GPT-Usenet-2
An 81-million parameter LLM using GPT-2 encodings. Trained using 10GB of USENET posts along with over 1 GB of miscellaneous BBS posts, digitized books, and text documents. Supervised fine-tuning should be performed before use.
Purpose of GPT-Usenet-2
LLMs are all currently focused on becoming larger and larger, able to do more and more. However, this just makes them jack of all trades, master of none. GPT-Usenet takes a different approach.
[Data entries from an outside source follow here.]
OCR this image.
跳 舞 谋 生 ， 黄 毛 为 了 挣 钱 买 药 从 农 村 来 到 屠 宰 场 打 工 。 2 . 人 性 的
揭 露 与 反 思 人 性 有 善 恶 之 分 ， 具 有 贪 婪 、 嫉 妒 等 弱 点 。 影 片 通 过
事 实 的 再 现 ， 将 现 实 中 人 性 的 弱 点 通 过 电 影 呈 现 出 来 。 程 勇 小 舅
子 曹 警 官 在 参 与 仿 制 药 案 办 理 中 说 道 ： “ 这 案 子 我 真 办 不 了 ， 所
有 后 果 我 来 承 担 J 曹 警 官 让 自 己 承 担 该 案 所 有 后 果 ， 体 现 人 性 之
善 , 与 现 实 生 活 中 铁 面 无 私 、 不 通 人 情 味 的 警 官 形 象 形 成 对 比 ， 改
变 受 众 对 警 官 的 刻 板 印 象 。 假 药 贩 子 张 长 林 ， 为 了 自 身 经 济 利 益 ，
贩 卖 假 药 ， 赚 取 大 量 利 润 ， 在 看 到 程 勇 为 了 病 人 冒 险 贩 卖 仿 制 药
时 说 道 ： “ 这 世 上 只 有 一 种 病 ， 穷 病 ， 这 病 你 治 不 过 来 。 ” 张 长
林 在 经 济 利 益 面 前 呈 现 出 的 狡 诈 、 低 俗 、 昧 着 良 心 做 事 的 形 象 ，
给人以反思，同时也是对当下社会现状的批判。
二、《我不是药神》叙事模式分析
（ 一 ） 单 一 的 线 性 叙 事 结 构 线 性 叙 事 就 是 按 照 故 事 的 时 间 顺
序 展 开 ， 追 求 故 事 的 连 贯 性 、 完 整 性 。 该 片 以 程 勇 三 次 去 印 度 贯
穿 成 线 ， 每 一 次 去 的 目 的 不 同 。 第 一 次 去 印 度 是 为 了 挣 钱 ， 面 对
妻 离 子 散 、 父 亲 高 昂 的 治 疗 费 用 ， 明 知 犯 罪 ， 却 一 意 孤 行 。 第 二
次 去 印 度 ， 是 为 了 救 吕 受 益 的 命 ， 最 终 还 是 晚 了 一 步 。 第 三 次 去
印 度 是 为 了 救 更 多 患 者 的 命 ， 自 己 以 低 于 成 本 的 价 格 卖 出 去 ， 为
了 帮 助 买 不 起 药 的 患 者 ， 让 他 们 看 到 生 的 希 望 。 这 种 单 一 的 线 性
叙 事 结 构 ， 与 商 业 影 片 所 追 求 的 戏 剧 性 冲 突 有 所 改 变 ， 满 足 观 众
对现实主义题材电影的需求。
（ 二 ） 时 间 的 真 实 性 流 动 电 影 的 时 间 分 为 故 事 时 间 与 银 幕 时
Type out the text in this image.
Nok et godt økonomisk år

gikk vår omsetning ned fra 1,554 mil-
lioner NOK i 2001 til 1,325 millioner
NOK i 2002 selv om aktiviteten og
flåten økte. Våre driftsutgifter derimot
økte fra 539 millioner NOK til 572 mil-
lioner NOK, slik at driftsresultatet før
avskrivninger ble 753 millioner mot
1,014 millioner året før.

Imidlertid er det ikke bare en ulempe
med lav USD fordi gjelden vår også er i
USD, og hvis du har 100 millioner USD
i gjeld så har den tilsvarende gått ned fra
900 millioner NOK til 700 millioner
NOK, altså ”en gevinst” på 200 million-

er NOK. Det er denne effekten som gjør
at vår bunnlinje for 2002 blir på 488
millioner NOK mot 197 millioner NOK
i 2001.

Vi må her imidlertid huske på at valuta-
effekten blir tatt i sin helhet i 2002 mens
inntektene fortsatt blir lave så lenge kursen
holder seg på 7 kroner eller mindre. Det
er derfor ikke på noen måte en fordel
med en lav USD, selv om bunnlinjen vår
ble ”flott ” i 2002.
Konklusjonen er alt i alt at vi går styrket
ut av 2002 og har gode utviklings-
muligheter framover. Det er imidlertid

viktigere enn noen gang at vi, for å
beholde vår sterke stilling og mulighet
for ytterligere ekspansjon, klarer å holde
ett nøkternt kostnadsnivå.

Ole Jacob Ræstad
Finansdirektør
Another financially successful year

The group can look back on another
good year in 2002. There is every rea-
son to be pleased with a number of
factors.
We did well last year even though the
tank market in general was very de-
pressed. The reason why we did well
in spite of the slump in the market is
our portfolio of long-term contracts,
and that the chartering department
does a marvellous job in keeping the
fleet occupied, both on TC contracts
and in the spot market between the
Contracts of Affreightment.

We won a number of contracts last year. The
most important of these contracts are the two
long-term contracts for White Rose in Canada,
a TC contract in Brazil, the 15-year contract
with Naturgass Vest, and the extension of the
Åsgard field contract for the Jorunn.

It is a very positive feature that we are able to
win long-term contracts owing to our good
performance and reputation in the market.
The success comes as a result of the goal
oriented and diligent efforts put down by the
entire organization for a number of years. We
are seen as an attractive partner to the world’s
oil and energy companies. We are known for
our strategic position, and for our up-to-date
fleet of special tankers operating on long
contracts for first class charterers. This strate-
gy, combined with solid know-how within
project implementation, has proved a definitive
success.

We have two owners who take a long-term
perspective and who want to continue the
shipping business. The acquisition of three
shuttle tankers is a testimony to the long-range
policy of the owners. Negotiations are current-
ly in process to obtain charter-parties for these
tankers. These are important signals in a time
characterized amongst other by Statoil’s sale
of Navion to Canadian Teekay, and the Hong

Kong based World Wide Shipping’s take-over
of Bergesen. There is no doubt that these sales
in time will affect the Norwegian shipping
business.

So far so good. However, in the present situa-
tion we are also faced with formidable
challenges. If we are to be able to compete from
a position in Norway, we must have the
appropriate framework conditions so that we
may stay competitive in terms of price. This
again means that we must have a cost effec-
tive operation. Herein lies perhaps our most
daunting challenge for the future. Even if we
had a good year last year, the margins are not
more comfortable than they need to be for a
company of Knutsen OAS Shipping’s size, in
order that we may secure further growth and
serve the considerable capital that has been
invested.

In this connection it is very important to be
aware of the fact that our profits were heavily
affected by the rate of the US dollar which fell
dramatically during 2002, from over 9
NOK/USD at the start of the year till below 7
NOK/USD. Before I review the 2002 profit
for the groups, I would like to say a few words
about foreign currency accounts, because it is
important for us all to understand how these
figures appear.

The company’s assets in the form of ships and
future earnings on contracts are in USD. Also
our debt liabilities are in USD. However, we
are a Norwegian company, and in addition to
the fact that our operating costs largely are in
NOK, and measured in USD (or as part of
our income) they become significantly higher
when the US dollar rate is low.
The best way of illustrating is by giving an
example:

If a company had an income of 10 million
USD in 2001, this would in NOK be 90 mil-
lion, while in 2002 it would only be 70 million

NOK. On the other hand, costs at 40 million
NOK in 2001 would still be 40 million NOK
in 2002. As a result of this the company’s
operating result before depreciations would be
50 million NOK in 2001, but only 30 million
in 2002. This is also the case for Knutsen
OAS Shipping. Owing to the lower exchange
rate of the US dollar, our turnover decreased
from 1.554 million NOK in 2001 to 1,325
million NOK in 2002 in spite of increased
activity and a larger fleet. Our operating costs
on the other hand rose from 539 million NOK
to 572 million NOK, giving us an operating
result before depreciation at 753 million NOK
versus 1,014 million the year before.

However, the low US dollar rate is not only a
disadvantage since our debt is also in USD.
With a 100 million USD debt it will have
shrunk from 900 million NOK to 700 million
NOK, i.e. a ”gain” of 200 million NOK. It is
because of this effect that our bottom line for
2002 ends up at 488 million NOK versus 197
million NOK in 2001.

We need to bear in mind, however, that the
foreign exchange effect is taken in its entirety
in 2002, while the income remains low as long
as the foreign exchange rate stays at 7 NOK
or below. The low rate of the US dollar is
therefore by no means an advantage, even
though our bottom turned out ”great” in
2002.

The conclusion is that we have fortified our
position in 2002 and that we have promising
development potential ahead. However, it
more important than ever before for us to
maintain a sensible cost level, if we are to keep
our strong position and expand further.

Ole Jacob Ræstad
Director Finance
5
Instead of trying to do everything perfectly, GPT-Usenet offers a digital stem cell, which can then be finetuned into a single, specialized role and run in parallel with copies of itself.
Technical Information
| Layers | 10 |
| Heads | 10 |
| Embeddings | 640 |
| Context Window | 1024 tokens |
| Tokenizer | GPT-2 BPE |
Training Information
| Training Loss | around 2.0254 |
| Validation Loss | around 1.9795 |
| Device | Google Colab L4, Google Colab A100 |
| Training Time | 16 Hours |
Example Syntax
| From: | The username who sent this message |
| Sender: | The group that username belongs to |
| Newsgroups: | The broad subject field of the email. |
| Subject: | The subject of the message. |
| Write the SFT response here. First, Prefix the first sentence with > to signify that it is a Reasoning sentence. | |
| -- | The stop tokens |
From:user
Sender:usergroup
Newsgroups:motorskills.papercraft
Subject:Paper airplanes
>Provide detailed steps on building a paper airplane.
Instructions: ...
--
For finetuning, your data should be in the .mbox format.